The battlements were marked out on the top of the tower (roughly 1" square) .......

..... and then a series of holes drilled to a depth of 1" using a masonry bit.

Holes were also drilled in the back of the tower to meet the vertical holes.

The top was then prised off with the flat bladed screwdriver.

The battlements were then tidied up with the rasp and the screwdriver. Mortar courses were scribed near the top of the tower.

Holes were drilled and linked between the mortar courses to represent arrow slits.

Mortar courses were then scribed around the rest of the tower ........

...... and then vertical lines were scribed to create blockwork.

The completed sections of wall were then test-fitted on site.

The bridge section between the two towers was shaped. To reinforce the joint between the sections, a couple of short lengths of rail were inserted into holes and then the bridge section was glued into place using exterior PVA.

The blockwork on the walls were then coloured using cement dyes, diluted and brushed into place with a small paintbrush.
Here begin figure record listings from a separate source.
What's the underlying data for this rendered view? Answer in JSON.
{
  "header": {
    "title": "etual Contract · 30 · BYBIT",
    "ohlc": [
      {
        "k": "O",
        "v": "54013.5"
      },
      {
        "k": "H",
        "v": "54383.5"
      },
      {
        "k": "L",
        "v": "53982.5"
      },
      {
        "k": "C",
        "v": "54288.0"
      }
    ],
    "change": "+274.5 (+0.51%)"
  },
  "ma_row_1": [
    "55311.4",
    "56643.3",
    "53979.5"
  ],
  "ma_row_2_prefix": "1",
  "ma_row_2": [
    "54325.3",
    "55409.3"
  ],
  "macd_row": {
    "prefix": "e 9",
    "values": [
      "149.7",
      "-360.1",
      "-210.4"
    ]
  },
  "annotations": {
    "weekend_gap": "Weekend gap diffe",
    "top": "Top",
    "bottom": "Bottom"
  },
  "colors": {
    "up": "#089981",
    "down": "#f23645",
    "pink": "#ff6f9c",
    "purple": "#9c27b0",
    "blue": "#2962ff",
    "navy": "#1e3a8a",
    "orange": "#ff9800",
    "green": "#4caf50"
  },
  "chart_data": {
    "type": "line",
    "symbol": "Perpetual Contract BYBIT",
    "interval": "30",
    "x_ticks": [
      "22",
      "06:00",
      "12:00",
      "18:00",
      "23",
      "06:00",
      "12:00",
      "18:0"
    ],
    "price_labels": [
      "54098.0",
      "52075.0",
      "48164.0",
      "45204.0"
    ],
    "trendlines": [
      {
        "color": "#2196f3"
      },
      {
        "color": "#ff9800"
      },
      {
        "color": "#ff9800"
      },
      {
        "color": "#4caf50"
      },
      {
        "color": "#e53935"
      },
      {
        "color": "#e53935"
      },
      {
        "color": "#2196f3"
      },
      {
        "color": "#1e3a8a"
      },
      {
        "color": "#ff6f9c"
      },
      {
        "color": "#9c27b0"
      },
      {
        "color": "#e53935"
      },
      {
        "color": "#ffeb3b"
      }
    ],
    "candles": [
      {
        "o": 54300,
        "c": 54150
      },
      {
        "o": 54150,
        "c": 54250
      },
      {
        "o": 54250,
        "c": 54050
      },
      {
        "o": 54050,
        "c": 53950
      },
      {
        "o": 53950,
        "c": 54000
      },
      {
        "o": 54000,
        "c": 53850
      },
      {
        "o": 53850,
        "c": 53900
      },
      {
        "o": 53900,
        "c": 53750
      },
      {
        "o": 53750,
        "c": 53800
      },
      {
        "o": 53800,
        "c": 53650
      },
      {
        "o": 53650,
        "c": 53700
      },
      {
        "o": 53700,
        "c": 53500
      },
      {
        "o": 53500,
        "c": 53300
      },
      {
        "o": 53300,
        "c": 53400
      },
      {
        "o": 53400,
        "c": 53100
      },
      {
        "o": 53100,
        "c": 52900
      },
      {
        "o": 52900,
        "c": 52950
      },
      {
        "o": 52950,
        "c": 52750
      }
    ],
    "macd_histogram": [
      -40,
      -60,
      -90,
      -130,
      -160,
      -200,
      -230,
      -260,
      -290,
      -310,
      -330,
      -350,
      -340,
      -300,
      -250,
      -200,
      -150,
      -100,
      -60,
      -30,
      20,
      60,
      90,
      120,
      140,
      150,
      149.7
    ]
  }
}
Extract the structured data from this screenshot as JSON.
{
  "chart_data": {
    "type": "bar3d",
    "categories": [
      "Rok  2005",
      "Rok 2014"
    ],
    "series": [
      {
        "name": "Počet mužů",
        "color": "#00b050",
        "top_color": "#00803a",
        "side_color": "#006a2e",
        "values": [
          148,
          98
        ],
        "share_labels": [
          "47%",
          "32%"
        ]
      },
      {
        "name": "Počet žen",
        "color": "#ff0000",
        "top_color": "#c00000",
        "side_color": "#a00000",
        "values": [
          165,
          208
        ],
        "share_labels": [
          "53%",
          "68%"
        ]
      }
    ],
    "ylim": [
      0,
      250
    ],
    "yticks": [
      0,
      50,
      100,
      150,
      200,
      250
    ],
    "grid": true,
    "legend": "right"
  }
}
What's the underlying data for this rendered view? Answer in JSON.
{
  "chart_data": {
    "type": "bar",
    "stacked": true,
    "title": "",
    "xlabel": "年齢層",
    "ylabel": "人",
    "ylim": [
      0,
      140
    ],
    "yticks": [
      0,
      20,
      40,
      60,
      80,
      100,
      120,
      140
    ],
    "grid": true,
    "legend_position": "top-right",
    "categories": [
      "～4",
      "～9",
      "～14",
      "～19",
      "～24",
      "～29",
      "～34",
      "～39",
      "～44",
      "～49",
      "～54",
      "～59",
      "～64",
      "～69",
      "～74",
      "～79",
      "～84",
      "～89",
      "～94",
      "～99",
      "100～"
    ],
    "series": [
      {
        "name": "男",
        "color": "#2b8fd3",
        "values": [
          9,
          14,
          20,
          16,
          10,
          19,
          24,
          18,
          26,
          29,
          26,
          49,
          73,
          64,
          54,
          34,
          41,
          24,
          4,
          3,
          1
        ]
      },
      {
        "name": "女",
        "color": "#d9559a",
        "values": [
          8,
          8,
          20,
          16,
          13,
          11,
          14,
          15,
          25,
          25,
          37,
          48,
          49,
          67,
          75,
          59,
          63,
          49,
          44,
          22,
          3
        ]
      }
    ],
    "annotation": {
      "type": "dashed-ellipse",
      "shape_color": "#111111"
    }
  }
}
The walls were then concreted into place using my usual mix of concrete.

When the concrete was half-dry and still in its 'green' state the mortar courses were scribed between the sections of wall.

In some places the blockwork colouring needed to re-applied. However, the outcome seemed to be a lot more impressive than what preceded it.

When all the concreting has set, I will give the give the structure a liberal coat of masonry waterproofing compound to help the Thermalite resist the ravages of frost damage.

However, for an outlay of under £5.00 overall, I think this structure is great addition as a backdrop to the station.